*Visto que Dios es uno –en su doble significado de simple y de único- vamos a examinar lo que queremos decir cuando afirmamos que Dios es también bueno. Recordamos que nos movemos en el nivel del conocimiento humano, de la razón natural, y no únicamente en el ámbito de la fe: a estas realidades puede llegar el hombre con el recto ejercicio de su pensamiento, incluso cuando no ha recibido la luz sobrenatural de la fe. Tres aspectos que me parece muy importante aclarar.
*Afirmar la bondad de Dios nos lleva, en primer lugar, a lo más profundo de su ser, de su realidad divina: él es el bien supremo, es decir, la realidad máximamente deseable y objeto de la voluntad. Dice santo Tomás que bueno es “lo que todos apetecen”. Pues bien, Dios es sumamente amable –digno de ser amado y querido- en primer lugar para sí mismo: Dios se ama a sí y no puede no amarse, no gozar de su bondad absoluta. Pero esto no significa egoísmo, pues, como diré, este amor no le encierra sino que se difunde gratuitamente, después, fuera de sí, a cuanto libremente ha creado. Esta es la bondad más pura, al margen de otras consideraciones de tipo moral o incluso práctico y utilitario, como cuando decimos que un cuchillo es bueno o un amigo que tenemos. Antes que todo eso, las cosas son buenas porque sí, por lo que son: pues Dios, ser supremo y máxima realidad, es también el bien sumo. Dios es bueno porque es; y como es el ser más perfecto, es el bien más perfecto.
* Porque Dios es bueno, la perfección más plena, plenitud de realidad, inmutable y santo, es también causa y creador de todas las cosas (de manera singular del hombre). Él no obra por necesidad o coacción alguna, sino libremente y por amor. La idea de la bondad moral, esa que consideramos cuando decimos de una persona que es buena, de un ciudadano que es bueno, o incluso de un animal de compañía que lo es, se cumple y con creces también en Dios. Dios es buenísimo, es decir, obra no por interés egoísta sino por amor. Dios no se busca a sí, ni pretende su propia vanidad (si así podemos decir), sino que en todo se ofrece, se dona buscando el bien de cuanto ha creado, especialmente de su criatura el hombre, llamado a una relación especial de intimidad con él. Nosotros cuando hacemos algo no podemos dejar de pensar en nuestro propio beneficio, aunque sea de manera muy pequeña (cuanto más amor, ciertamente, menos pensaremos así), pero dada nuestra condición finita y mortal no podemos olvidarnos por completo de nosotros mismos al obrar. Dios no es así. Nada hace fuera de sí, sino para comunicarse gratuitamente; nada le falta ni nada puede querer que no posea. Es totalmente feliz y perfecto. Pero obra para compartir su propia perfección, no para adquirirla o aumentarla, como nosotros.

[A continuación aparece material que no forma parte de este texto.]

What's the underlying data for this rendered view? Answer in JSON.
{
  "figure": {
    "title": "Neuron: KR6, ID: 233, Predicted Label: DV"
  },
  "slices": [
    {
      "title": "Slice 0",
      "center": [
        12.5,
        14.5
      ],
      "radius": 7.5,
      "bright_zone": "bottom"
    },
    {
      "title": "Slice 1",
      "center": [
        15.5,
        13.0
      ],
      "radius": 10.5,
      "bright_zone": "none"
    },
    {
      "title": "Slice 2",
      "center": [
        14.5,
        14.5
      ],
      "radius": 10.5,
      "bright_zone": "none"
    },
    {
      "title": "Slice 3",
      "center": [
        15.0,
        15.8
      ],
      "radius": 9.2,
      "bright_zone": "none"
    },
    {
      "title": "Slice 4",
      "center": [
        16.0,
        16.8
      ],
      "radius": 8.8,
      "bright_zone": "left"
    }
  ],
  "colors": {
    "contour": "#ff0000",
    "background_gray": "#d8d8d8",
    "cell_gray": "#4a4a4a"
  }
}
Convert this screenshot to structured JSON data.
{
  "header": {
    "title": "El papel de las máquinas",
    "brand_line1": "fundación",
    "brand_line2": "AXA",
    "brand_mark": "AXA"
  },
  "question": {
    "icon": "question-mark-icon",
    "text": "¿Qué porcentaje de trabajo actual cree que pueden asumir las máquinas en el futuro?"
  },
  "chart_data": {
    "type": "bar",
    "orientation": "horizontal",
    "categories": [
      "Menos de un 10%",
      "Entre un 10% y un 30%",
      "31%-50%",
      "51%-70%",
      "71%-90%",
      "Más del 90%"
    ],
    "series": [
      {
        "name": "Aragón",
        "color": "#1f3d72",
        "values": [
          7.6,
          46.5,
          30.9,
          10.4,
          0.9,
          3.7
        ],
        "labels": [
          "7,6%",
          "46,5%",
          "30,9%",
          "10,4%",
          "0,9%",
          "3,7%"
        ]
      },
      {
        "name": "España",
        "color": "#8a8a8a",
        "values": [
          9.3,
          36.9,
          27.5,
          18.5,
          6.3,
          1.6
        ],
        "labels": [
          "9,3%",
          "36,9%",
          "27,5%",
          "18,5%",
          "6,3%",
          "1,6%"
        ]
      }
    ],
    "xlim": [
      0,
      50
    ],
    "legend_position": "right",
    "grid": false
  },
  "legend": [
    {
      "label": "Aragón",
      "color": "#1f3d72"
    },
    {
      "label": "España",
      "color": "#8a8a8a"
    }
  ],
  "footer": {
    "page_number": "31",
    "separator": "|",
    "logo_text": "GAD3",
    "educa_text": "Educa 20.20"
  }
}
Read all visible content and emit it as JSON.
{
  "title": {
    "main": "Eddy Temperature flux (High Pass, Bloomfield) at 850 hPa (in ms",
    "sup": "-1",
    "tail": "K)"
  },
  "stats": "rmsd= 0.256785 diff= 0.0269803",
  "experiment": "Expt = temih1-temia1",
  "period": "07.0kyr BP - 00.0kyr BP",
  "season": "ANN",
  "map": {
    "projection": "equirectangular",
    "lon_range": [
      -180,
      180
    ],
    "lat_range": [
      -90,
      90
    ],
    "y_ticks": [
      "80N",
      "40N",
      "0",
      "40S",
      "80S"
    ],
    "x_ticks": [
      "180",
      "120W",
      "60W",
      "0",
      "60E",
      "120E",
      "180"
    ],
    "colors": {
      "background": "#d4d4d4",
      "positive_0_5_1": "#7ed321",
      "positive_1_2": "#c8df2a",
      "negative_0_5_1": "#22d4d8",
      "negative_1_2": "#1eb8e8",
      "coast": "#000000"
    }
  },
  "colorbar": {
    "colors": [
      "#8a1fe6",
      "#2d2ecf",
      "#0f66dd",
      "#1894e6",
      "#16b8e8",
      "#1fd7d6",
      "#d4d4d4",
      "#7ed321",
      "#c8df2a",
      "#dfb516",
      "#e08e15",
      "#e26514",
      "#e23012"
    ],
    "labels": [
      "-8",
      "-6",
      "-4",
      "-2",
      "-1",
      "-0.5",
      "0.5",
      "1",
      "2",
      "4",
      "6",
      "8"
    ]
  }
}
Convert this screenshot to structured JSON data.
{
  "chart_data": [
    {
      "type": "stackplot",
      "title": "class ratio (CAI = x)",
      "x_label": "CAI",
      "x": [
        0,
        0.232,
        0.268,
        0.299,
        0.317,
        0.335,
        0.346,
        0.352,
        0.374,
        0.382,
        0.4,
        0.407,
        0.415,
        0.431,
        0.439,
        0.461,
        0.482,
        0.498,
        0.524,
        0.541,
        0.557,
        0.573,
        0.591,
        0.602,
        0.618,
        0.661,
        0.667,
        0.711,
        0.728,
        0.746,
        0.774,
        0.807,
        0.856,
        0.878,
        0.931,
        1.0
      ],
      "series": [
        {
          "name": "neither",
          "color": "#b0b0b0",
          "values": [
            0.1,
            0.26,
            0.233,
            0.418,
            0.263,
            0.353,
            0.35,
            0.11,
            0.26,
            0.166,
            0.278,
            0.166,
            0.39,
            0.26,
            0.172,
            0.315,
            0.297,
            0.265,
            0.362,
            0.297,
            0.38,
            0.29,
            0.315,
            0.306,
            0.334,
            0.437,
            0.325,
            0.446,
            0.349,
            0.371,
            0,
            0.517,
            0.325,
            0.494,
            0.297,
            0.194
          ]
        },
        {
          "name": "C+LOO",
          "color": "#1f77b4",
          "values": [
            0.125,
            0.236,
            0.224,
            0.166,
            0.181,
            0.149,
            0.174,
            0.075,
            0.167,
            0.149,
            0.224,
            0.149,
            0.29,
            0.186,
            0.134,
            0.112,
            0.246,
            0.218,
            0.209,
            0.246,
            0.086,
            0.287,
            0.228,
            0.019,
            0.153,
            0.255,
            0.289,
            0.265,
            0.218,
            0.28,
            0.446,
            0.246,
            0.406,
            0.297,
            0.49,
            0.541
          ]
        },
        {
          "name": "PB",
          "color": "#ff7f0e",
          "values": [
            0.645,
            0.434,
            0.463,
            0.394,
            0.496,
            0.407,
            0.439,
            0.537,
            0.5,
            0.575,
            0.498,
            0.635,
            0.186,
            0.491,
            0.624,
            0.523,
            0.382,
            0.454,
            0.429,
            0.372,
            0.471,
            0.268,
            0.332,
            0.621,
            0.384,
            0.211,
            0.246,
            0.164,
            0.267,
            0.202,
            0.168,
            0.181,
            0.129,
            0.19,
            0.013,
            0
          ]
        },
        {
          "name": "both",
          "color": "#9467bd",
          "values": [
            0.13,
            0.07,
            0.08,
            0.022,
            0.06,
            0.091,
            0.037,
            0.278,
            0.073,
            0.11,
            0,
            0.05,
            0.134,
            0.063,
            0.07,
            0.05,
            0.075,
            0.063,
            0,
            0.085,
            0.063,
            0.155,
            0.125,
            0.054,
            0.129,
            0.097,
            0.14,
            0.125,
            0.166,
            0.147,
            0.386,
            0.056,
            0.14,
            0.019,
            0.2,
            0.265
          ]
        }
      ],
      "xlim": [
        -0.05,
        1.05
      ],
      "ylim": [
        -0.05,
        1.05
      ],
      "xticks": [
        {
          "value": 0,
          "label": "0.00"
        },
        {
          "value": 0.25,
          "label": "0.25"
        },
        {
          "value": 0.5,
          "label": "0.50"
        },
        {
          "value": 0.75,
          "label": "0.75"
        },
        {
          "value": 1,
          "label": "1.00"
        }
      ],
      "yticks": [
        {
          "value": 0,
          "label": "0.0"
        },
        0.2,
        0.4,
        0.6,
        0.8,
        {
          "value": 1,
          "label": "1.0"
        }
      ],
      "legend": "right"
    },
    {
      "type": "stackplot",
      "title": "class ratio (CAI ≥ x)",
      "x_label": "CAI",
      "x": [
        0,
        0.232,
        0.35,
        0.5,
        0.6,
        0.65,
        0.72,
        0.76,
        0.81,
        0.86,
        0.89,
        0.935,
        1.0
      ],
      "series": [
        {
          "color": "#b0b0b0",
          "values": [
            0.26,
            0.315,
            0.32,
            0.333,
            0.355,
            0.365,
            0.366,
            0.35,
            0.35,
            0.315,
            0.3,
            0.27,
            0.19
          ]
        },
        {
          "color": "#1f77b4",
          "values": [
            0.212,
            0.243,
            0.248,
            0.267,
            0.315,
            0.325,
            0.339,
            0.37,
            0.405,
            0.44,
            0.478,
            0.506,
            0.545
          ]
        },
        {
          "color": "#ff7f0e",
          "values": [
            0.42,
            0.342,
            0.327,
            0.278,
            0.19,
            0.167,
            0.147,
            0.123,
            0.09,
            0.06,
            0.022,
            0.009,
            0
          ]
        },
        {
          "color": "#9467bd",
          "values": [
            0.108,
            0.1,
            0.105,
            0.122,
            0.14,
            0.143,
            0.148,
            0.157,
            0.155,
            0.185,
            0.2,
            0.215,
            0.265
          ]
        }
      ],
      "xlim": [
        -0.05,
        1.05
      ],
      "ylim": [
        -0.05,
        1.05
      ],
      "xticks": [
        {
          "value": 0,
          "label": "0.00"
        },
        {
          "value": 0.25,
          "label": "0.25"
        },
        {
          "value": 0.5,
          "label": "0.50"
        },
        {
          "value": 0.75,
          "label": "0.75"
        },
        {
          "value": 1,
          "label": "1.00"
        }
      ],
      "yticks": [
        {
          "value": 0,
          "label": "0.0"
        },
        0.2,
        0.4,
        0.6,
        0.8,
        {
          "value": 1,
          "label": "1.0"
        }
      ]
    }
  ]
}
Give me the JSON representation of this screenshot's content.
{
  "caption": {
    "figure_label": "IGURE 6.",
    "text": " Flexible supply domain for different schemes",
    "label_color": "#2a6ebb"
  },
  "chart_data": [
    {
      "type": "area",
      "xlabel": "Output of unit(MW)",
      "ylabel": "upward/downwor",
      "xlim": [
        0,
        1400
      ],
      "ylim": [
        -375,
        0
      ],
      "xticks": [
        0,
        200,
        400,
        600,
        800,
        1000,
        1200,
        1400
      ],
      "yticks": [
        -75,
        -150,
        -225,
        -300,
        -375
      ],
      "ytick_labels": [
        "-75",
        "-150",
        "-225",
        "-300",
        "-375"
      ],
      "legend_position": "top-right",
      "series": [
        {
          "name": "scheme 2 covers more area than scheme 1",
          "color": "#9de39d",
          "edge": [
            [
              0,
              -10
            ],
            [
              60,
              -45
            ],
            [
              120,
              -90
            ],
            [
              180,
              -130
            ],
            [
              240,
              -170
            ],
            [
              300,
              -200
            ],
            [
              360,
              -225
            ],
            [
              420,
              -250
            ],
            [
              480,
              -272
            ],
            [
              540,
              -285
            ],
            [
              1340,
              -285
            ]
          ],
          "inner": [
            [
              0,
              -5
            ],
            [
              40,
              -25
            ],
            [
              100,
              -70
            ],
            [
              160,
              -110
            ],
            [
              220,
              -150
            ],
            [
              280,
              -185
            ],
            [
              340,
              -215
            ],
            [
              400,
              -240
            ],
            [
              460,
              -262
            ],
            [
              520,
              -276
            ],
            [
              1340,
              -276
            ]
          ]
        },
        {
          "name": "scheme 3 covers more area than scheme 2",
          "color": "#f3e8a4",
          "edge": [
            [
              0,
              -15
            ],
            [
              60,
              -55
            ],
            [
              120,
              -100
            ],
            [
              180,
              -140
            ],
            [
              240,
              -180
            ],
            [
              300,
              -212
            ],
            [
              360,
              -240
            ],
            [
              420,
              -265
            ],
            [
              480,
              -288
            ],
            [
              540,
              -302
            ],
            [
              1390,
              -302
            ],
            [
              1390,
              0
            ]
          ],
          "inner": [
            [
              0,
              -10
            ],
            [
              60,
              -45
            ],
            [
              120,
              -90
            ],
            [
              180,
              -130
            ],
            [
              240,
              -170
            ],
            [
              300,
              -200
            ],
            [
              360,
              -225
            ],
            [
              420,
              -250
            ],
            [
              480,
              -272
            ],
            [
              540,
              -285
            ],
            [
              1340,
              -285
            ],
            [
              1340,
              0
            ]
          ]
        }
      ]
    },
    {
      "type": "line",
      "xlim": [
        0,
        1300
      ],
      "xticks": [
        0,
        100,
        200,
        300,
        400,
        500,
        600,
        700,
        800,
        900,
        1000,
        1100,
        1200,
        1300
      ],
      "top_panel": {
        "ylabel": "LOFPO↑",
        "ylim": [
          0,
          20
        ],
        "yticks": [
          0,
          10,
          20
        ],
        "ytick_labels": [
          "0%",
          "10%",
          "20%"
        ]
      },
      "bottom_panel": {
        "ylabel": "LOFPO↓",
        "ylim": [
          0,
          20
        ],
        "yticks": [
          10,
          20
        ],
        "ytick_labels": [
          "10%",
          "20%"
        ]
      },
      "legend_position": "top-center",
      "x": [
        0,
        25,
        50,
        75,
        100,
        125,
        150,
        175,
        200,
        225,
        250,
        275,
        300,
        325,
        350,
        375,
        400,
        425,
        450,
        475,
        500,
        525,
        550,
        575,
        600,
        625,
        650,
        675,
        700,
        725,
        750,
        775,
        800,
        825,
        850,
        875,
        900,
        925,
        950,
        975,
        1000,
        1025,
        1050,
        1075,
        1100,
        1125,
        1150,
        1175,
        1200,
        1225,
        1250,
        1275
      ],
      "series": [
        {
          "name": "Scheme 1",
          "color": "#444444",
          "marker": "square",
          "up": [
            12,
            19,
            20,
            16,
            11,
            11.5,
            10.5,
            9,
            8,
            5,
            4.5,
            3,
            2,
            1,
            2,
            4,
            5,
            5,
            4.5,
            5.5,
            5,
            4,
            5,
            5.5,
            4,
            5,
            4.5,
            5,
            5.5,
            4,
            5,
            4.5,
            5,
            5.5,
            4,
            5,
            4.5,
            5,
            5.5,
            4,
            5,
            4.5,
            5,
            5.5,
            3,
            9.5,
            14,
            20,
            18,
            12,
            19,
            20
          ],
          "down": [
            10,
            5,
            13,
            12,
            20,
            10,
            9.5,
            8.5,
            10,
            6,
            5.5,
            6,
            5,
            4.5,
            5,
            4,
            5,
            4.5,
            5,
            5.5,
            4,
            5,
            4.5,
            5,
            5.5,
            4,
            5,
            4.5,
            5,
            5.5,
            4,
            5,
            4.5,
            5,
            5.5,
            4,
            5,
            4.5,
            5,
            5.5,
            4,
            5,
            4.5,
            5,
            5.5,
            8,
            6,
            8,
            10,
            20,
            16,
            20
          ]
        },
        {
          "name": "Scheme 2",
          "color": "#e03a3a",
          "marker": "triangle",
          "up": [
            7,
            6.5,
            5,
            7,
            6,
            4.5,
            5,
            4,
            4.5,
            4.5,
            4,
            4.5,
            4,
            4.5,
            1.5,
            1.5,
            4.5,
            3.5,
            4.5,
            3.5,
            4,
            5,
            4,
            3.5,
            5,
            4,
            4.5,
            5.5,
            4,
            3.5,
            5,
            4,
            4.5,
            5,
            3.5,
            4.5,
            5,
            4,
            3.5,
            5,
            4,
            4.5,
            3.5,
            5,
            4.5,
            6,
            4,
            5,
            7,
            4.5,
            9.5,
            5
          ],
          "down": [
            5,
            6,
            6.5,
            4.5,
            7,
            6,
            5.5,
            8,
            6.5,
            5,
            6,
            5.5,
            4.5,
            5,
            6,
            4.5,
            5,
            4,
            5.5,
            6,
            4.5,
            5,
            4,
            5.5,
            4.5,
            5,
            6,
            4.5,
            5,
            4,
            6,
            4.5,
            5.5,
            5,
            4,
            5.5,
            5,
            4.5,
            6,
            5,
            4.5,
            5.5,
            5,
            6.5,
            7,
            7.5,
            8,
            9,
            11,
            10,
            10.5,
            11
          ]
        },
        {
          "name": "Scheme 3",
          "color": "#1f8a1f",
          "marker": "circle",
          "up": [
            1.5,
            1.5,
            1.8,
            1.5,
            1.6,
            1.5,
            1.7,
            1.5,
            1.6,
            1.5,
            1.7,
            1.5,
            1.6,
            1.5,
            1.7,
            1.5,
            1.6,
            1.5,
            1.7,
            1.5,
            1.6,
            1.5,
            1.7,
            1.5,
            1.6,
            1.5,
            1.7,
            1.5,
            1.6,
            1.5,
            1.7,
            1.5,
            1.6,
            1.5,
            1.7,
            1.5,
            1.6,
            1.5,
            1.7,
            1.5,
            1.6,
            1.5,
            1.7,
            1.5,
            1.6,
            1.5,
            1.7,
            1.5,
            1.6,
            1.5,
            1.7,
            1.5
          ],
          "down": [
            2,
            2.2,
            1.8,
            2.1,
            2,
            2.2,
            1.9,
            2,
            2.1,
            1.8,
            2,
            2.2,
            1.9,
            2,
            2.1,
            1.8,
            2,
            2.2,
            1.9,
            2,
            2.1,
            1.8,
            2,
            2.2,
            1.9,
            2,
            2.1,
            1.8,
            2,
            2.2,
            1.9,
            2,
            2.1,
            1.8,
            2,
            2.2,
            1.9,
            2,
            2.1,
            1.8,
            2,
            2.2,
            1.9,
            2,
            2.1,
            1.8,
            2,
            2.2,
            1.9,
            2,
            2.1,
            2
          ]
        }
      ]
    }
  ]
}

* Así pues, cuando Dios crea, libremente y por amor, lo hace ordenando todo a sí mismo: Decir que él es bueno significa reconocer que es la meta final a la que todo se encamina, que él es su bien en cuanto su propia perfección. Muchos son los fines inmediatos que se proponen las criaturas, también los hombres; muchas son las cosas que, como buenas, todos apetecen. Y, sin embargo, detrás de cada objeto deseado, el hombre suspira por el bien definitivo: aquel en cuya posesión pueda encontrar el descanso definitivo (Nos hiciste Señor para ti, y nuestro corazón está inquieto hasta que repose en ti, que decía san Agustín). No hay nada en este mundo, material y finito, que posea esta cualidad tan grande; nada es plenamente duradero ni definitivo. No hay ningún bien (sea cosa o persona) que se nos presente en este mundo como el bien absoluto al margen del cual nos sería imposible vivir y gozar; nada ni nadie se nos presenta como irresistiblemente amable o apetecible. Por eso tenemos que elegir continuamente y decidir por qué o cuáles bienes optamos. Y en esto reside, precisamente, uno de los aspectos más grandes de nuestra libertad. Cuanto más nos acerquen los bienes parciales que elegimos, al bien último y definitivo (a Dios), mejor nos harán: no sólo que nos hagan mejor personas, en sentido moral, sino que nos harán personas más buenas, en sentido profundo (ontológico). Grande es, pues, nuestra responsabilidad de dirigir nuestra apetencia hacia… Dios, sumo bien. Nada hay comparable a Dios, y nada por encima de él puede dar consuelo y satisfacción plena a la voluntad humana.